Zu Hause lasen sie zuerst den Brief, der das ganze Unheil über sie gebracht hatte. Er kam, wie
erwartet, vom Landes-Vermögensamt und war ein Bescheid über eine Sonderabgabe. Der Betrag, den
sie zahlen mussten, überstieg den Wert von Haus und Tankstelle um das Vielfache. Kein Wunder, dass
Mami der Schlag getroffen hat, als sie das sah. Mir selbst läuft es auch eiskalt den Rücken runter. Und
wenn ich die Bemerkung des Arztes richtig deute, sind wir nicht die einzigen, die so einen Bescheid
bekommen haben. Das können wir ja niemals zahlen. Selbst nicht, wenn wir alles verkaufen würden.

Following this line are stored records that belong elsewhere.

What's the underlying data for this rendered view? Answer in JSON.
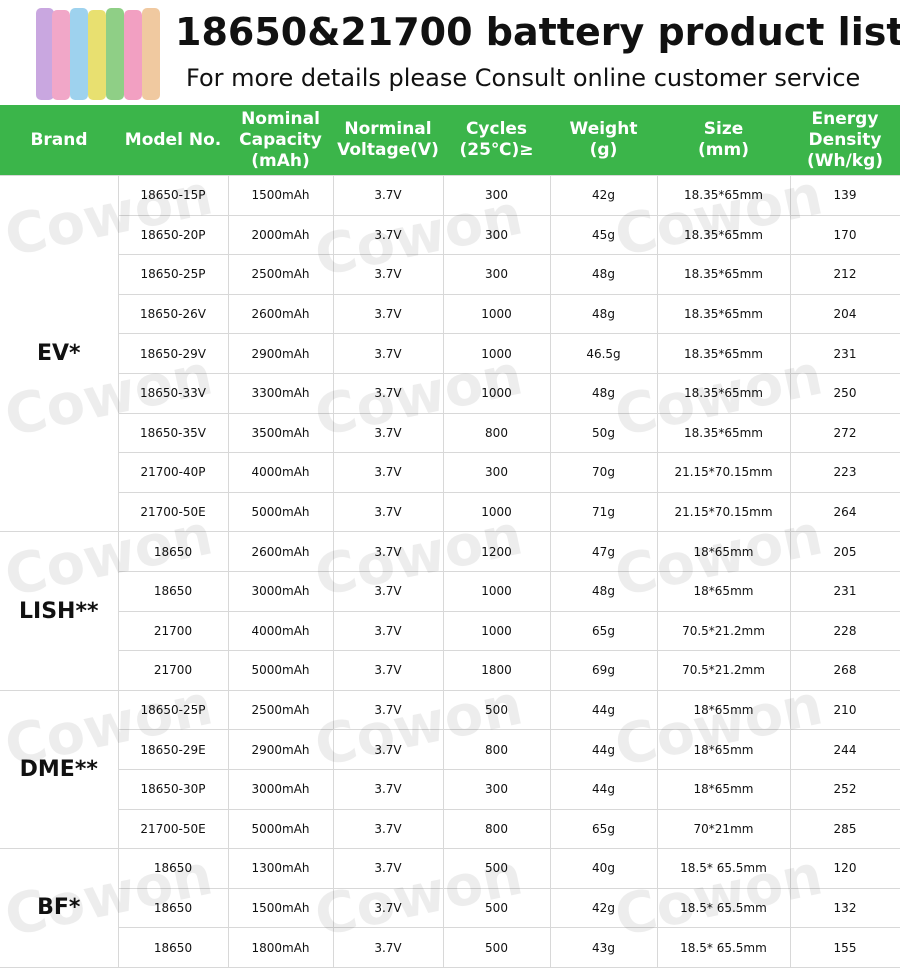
{
  "header": {
    "title": "18650&21700 battery product list",
    "subtitle": "For more details please Consult online customer service"
  },
  "watermark": "Cowon",
  "table": {
    "columns": [
      [
        "Brand"
      ],
      [
        "Model No."
      ],
      [
        "Nominal",
        "Capacity",
        "(mAh)"
      ],
      [
        "Norminal",
        "Voltage(V)"
      ],
      [
        "Cycles",
        "(25℃)≥"
      ],
      [
        "Weight",
        "(g)"
      ],
      [
        "Size",
        "(mm)"
      ],
      [
        "Energy",
        "Density",
        "(Wh/kg)"
      ]
    ],
    "groups": [
      {
        "brand": "EV*",
        "rows": [
          [
            "18650-15P",
            "1500mAh",
            "3.7V",
            "300",
            "42g",
            "18.35*65mm",
            "139"
          ],
          [
            "18650-20P",
            "2000mAh",
            "3.7V",
            "300",
            "45g",
            "18.35*65mm",
            "170"
          ],
          [
            "18650-25P",
            "2500mAh",
            "3.7V",
            "300",
            "48g",
            "18.35*65mm",
            "212"
          ],
          [
            "18650-26V",
            "2600mAh",
            "3.7V",
            "1000",
            "48g",
            "18.35*65mm",
            "204"
          ],
          [
            "18650-29V",
            "2900mAh",
            "3.7V",
            "1000",
            "46.5g",
            "18.35*65mm",
            "231"
          ],
          [
            "18650-33V",
            "3300mAh",
            "3.7V",
            "1000",
            "48g",
            "18.35*65mm",
            "250"
          ],
          [
            "18650-35V",
            "3500mAh",
            "3.7V",
            "800",
            "50g",
            "18.35*65mm",
            "272"
          ],
          [
            "21700-40P",
            "4000mAh",
            "3.7V",
            "300",
            "70g",
            "21.15*70.15mm",
            "223"
          ],
          [
            "21700-50E",
            "5000mAh",
            "3.7V",
            "1000",
            "71g",
            "21.15*70.15mm",
            "264"
          ]
        ]
      },
      {
        "brand": "LISH**",
        "rows": [
          [
            "18650",
            "2600mAh",
            "3.7V",
            "1200",
            "47g",
            "18*65mm",
            "205"
          ],
          [
            "18650",
            "3000mAh",
            "3.7V",
            "1000",
            "48g",
            "18*65mm",
            "231"
          ],
          [
            "21700",
            "4000mAh",
            "3.7V",
            "1000",
            "65g",
            "70.5*21.2mm",
            "228"
          ],
          [
            "21700",
            "5000mAh",
            "3.7V",
            "1800",
            "69g",
            "70.5*21.2mm",
            "268"
          ]
        ]
      },
      {
        "brand": "DME**",
        "rows": [
          [
            "18650-25P",
            "2500mAh",
            "3.7V",
            "500",
            "44g",
            "18*65mm",
            "210"
          ],
          [
            "18650-29E",
            "2900mAh",
            "3.7V",
            "800",
            "44g",
            "18*65mm",
            "244"
          ],
          [
            "18650-30P",
            "3000mAh",
            "3.7V",
            "300",
            "44g",
            "18*65mm",
            "252"
          ],
          [
            "21700-50E",
            "5000mAh",
            "3.7V",
            "800",
            "65g",
            "70*21mm",
            "285"
          ]
        ]
      },
      {
        "brand": "BF*",
        "rows": [
          [
            "18650",
            "1300mAh",
            "3.7V",
            "500",
            "40g",
            "18.5* 65.5mm",
            "120"
          ],
          [
            "18650",
            "1500mAh",
            "3.7V",
            "500",
            "42g",
            "18.5* 65.5mm",
            "132"
          ],
          [
            "18650",
            "1800mAh",
            "3.7V",
            "500",
            "43g",
            "18.5* 65.5mm",
            "155"
          ]
        ]
      }
    ]
  }
}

Wie kommen die nur auf die Idee? Von "Produktivwerten" schreiben die hier. Die wollen wohl alle
Gewinne, die man lebenslang machen könnte, wenn die Geschäfte optimal laufen, vollständig
abkassieren. Typisch Staat!
Der Vater schien auch entsetzt. Er ging in den Keller, holte eine Flasche billigen Rotwein und
schenkte sich das erste Glas ein. Wortlos stürzte er es hinunter. Das zweite Glas trank er etwas
langsamer.
Am nächsten Tag fuhr Alices Vater schon morgens in die Klinik. Alice hatte den Dienst im Laden
übernommen und war fest entschlossen, eine Mahlzeit für den Mittagstisch zu kochen. Schließlich
hatte ihre Mutter zusammen mit ihr die vielen Rezepte für Mais und Rindfleisch entwickelt, Alice
kannte sich also aus - dachte sie.
Doch dann brannte die Maissuppe an, als Alice einen Moment lang in Gedanken versunken war und
nicht aufpasste. Plötzlich brach der ganze Kummer über ihr zusammen und die Tränen schossen ihr
aus den Augen. Schluchzend hing sie über der missratenen Suppe und konnte sich gar nicht wieder
beruhigen.
Jemand strich über ihre Haar, drehte sie vom Topf weg und nahm sie in den Arm. Alice schmiegte
sich an und schluchzte noch heftiger, bis sie sich allmählich wieder beruhigte. Dann erst fragte sie
sich, wer sie da überhaupt im Arm hielt. Sie löste sich von ihrem Tröster, schaute nach oben und sah
in das besorgte Gesicht von Achim.
"Oh, du bists."
"Nicht ok?"
"Doch, doch! Danke, das hat gut getan."